EU finance ministers weighed ideas for improving national budget management, monitoring countries at risk and imposing sanctions on rule-breakers, EU President Herman Van Rompuy said in a statement last night after leading a brainstorming session in Brussels.
“We agree on the need to have credible sanctions,” EU Economic and Monetary Affairs Commissioner Olli Rehn said.
“It’s a bit like a football game. It won’t work if the players start to discuss and argue the rules of the game with the referee every time they commit a foul.”
European markets have rallied as the Greece-fueled fiscal crisis recedes. Stocks are close to a four-week high and the euro has rebounded 7.3pc from a four-year low reached on June 7 amid concerns that Europe was awash in debt.
German Finance Minister Wolfgang Schaeuble, who at the height of the debt turmoil in March mused openly about expelling deficit-plagued countries from the euro region, said yesterday that Europe’s economic recovery is lessening the pressure to overhaul the system.
“Developments in the first half were rather good,” Schaeuble told reporters. The result is “a slight slackening of the dynamism to draw consequences.”
The euro-area economy expanded 1pc in the second quarter, the fastest pace in four years.
A 4.4pc jump in exports, the biggest in the euro’s history, led the way. Corporate investment rose 1.8pc, ending eight quarters of contraction, and consumer spending increased 0.5pc, the most since 2007.
Sweden, a non-euro member that weathered its own debt shock in the early 1990s, is disappointed with progress so far toward enacting tougher sanctions on deficit offenders, Finance Minister Anders Borg said.
“We need to be courageous before the next crisis,” Borg told reporters as the meeting resumed today. “We need to have bold steps now.”

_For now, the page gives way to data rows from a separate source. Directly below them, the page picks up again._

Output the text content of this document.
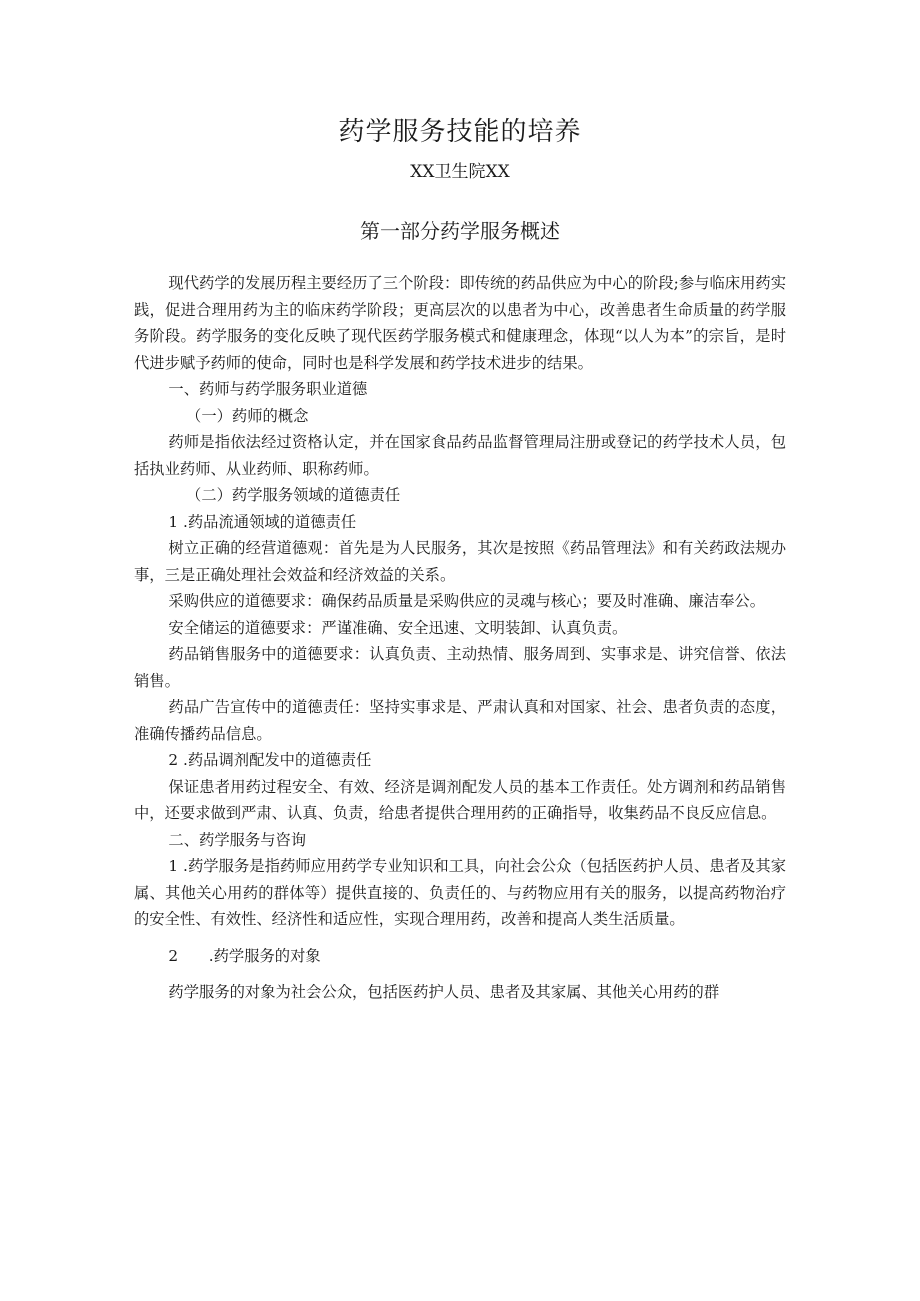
药学服务技能的培养
XX卫生院XX
第一部分药学服务概述

现代药学的发展历程主要经历了三个阶段：即传统的药品供应为中心的阶段;参与临床用药实践，促进合理用药为主的临床药学阶段；更高层次的以患者为中心，改善患者生命质量的药学服务阶段。药学服务的变化反映了现代医药学服务模式和健康理念，体现“以人为本”的宗旨，是时代进步赋予药师的使命，同时也是科学发展和药学技术进步的结果。

一、药师与药学服务职业道德

（一）药师的概念

药师是指依法经过资格认定，并在国家食品药品监督管理局注册或登记的药学技术人员，包括执业药师、从业药师、职称药师。

（二）药学服务领域的道德责任

1 .药品流通领域的道德责任

树立正确的经营道德观：首先是为人民服务，其次是按照《药品管理法》和有关药政法规办事，三是正确处理社会效益和经济效益的关系。

采购供应的道德要求：确保药品质量是采购供应的灵魂与核心；要及时准确、廉洁奉公。

安全储运的道德要求：严谨准确、安全迅速、文明装卸、认真负责。

药品销售服务中的道德要求：认真负责、主动热情、服务周到、实事求是、讲究信誉、依法销售。

药品广告宣传中的道德责任：坚持实事求是、严肃认真和对国家、社会、患者负责的态度，准确传播药品信息。

2 .药品调剂配发中的道德责任

保证患者用药过程安全、有效、经济是调剂配发人员的基本工作责任。处方调剂和药品销售中，还要求做到严肃、认真、负责，给患者提供合理用药的正确指导，收集药品不良反应信息。

二、药学服务与咨询

1 .药学服务是指药师应用药学专业知识和工具，向社会公众（包括医药护人员、患者及其家属、其他关心用药的群体等）提供直接的、负责任的、与药物应用有关的服务，以提高药物治疗的安全性、有效性、经济性和适应性，实现合理用药，改善和提高人类生活质量。

2　　.药学服务的对象

药学服务的对象为社会公众，包括医药护人员、患者及其家属、其他关心用药的群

Four months of debate over fixing the euro region’s management yielded initial results today when finance ministers completed new rules on the pre-screening of government budgets.
Dubbed the “European semester,” the system will require each country to submit rough plans for the following year’s taxing and spending and economic assumptions to the EU by the end of April.

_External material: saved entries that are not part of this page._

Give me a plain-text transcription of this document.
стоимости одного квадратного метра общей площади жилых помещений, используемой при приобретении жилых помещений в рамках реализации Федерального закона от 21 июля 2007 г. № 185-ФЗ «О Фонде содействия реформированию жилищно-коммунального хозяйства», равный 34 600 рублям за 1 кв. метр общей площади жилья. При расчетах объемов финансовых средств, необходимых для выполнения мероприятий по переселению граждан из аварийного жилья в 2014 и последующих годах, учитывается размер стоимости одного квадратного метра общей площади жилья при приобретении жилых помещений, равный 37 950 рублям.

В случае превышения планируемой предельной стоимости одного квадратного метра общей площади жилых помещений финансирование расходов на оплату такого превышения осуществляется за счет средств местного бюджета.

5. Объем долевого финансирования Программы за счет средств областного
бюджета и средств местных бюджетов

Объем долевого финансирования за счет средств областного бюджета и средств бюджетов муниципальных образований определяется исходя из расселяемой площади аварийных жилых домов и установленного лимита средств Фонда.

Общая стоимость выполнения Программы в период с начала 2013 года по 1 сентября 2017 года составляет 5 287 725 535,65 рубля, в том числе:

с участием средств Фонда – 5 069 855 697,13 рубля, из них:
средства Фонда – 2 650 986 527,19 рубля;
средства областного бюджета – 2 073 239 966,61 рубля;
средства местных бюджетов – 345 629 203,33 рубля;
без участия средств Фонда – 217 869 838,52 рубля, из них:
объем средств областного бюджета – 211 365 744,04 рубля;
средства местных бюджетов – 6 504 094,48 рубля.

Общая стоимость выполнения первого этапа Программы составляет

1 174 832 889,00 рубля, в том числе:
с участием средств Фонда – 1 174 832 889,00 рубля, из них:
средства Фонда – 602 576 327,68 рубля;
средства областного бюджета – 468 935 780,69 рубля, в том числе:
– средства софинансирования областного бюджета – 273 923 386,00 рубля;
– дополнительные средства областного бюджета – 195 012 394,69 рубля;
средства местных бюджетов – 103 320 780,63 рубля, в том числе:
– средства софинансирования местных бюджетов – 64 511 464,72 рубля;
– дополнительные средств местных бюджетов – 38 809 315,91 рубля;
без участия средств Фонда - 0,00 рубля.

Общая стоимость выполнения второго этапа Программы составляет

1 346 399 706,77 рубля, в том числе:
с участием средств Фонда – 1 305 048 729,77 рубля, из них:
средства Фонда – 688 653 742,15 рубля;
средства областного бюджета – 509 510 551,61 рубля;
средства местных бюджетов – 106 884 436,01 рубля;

Based on a European Commission analysis, other euro-area governments will provide their “assessment and guidance” by the end of July, according to a draft text obtained by Bloomberg News.
While the advance vetting would be a new wrinkle for the 11 1/2-year-old euro, debate still rages over how to stiffen the sanctions on countries that post deficits above the EU limit of 3pc of gross domestic product or are at risk of doing so.

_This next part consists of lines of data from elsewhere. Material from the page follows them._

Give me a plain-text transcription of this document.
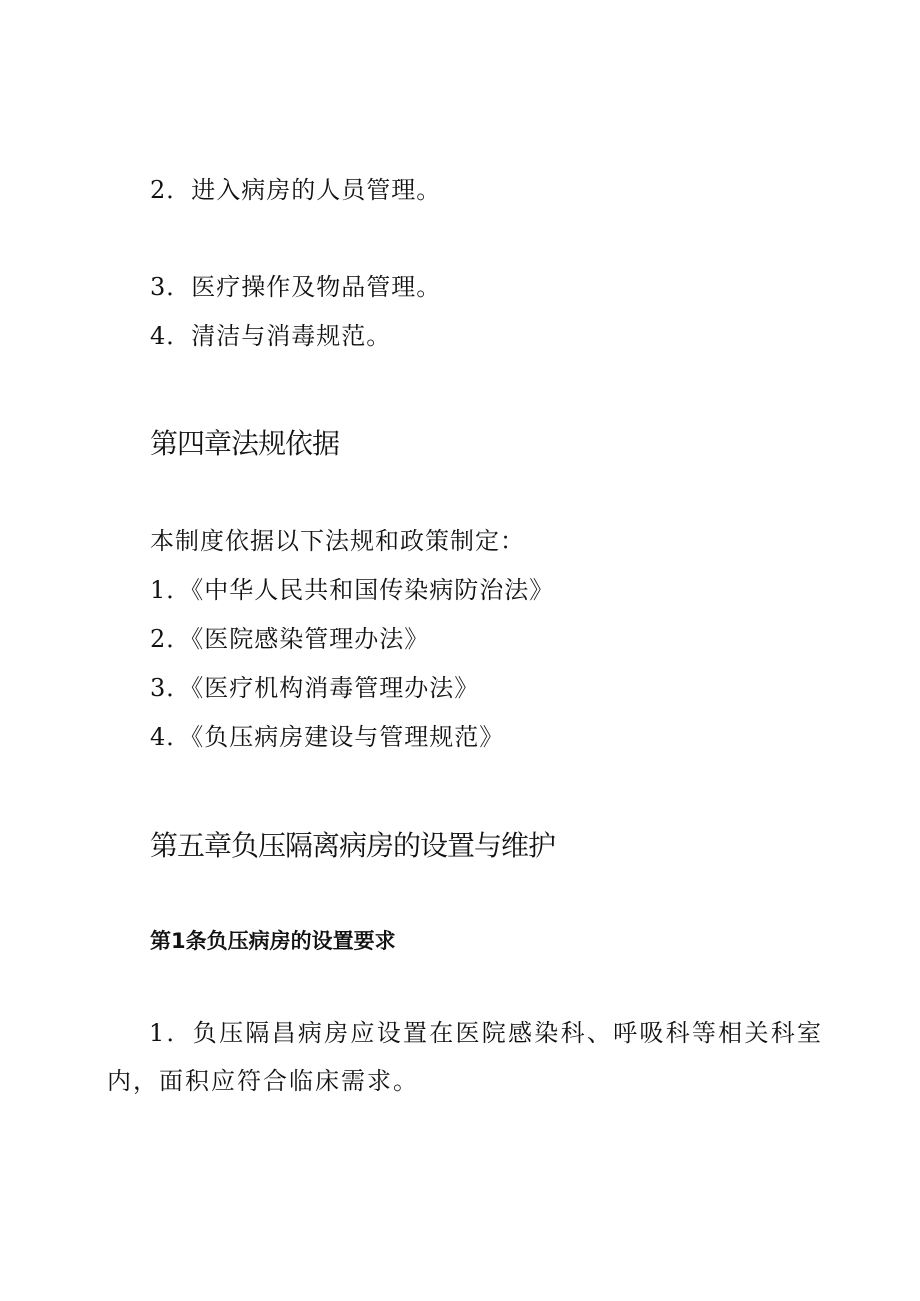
2．进入病房的人员管理。
3．医疗操作及物品管理。
4．清洁与消毒规范。
第四章法规依据
本制度依据以下法规和政策制定：
1．《中华人民共和国传染病防治法》
2．《医院感染管理办法》
3．《医疗机构消毒管理办法》
4．《负压病房建设与管理规范》
第五章负压隔离病房的设置与维护
第1条负压病房的设置要求
1．负压隔昌病房应设置在医院感染科、呼吸科等相关科室内，面积应符合临床需求。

While euro rules foresee fines for countries that overstep the deficit limits, no country has ever been penalised.
Rehn said he will issue proposals on September 29 that would make it harder for deficit violators to escape punishment by forcing them to cobble together a majority to defeat a sanctions proposal.
The talk now is of “quasi-automatic” sanctions, after countries such as France indicated they would demand a vote before any country is penalised.
The debate has echoes with the setting of the rules in the 1990s, when Germany failed to push through its call for automatic penalties.
The nature of the penalties also remains to be hashed out. Spain, a leading recipient of EU infrastructure subsidies known as “structural funds,” said countries that fall afoul of the rules shouldn’t have that money taken away.
“We think we need to be very careful about structural funds,” Spanish Economy Minister Elena Salgado said. “Economic sanctions and penalties are already included in the stability pact.”
EU leaders aim to outline the new system by late October.